Le 23 mai 2018, le gouvernement a signé le décret n° 2018-383 « autorisant les traitements de données à caractère personnel relatifs au suivi des personnes en soins psychiatriques sans consentement ». L’ADESM (Association des Etablissements participant au service public de Santé Mentale), la Fnapsy (Fédération Nationale des Associations d’usagers en PSYchiatrie) et l’Unafam (Union nationale de familles et amis de personnes malades et/ou handicapées psychiques) font part de leur grande inquiétude.
Ce décret autorise les Agences régionales de santé (ARS) à collecter des données qui pourront être l’objet d’une consultation nationale via un dispositif appelé Hopsyweb. Les raisons invoquées, à savoir faciliter la gestion administrative de ces patients et disposer de statistiques nationales, ne justifient en rien la constitution d’un tel fichier. S’il s’agissait d’un suivi des hospitalisations sans consentement à des fins statistiques et de suivi des situations, ce fichier national ne serait pas nominatif et ne contiendrait que des données anonymisées.
En outre, le texte précise que le droit d’opposition prévu à l’article 38 de la loi du 6 janvier 1978 dite « informatique et libertés », qui prévoit que « toute personne physique a le droit de s’opposer, pour des motifs légitimes, à ce que des données à caractère personnel la concernant fassent l’objet d’un traitement » — ne s’applique pas pour la mise en œuvre d’Hopsyweb.
Par ailleurs, ce décret n’est pas sans rappeler le discours du Premier Ministre du 23 février 2018 concernant le plan national de prévention de la radicalisation. En particulier la mesure 39 « actualiser les dispositions existantes relatives à l’accès et la conservation des données sensibles contenues dans l’application de gestion des personnes faisant l’objet d’une mesure de soins psychiatriques sans consentement (HOPSY) ». Jeter le voile de la suspicion sur les personnes ayant des troubles psychiatriques en les assimilant à des personnes radicalisées renforce le regard stigmatisant que porte la société sur elles.

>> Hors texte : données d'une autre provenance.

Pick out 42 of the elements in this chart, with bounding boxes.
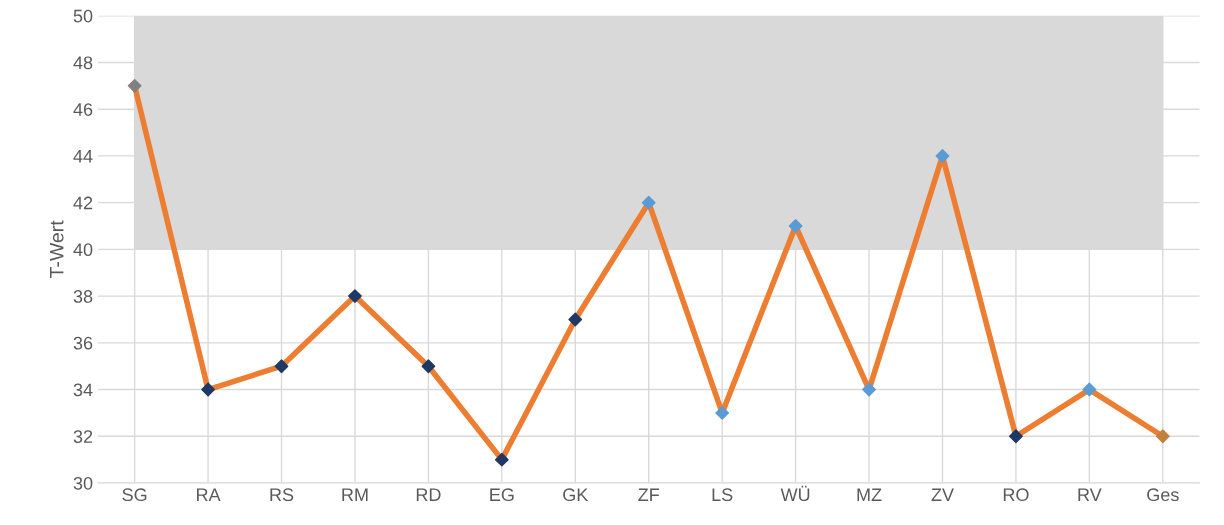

Rappelons que les usagers de la psychiatrie hospitalisés sans consentement sont avant tout des personnes malades vulnérables et en grande souffrance qui ont besoin de soins. Pour celles et ceux qui doivent aider leurs proches malades psychiques contre leur gré, il n’y a souvent pas d’autre alternative que les soins sans consentement. C’est une démarche très douloureuse pour ces parents, enfants, frères, sœurs, conjoints, petits-enfants, qui doivent pouvoir s’en remettre pleinement au personnel soignant. Pour le personnel soignant, les soins sans consentement exigent de tisser, autant que faire se peut, un lien de confiance avec la personne malade et son entourage.
Avec ce décret, nourrissant les amalgames entre maladie psychique et terrorisme, c’est le secret médical et le processus de soins qui sont menacés. Nous, patients, proches, soignants, demandons une modification de ce décret afin que les données soient anonymisées.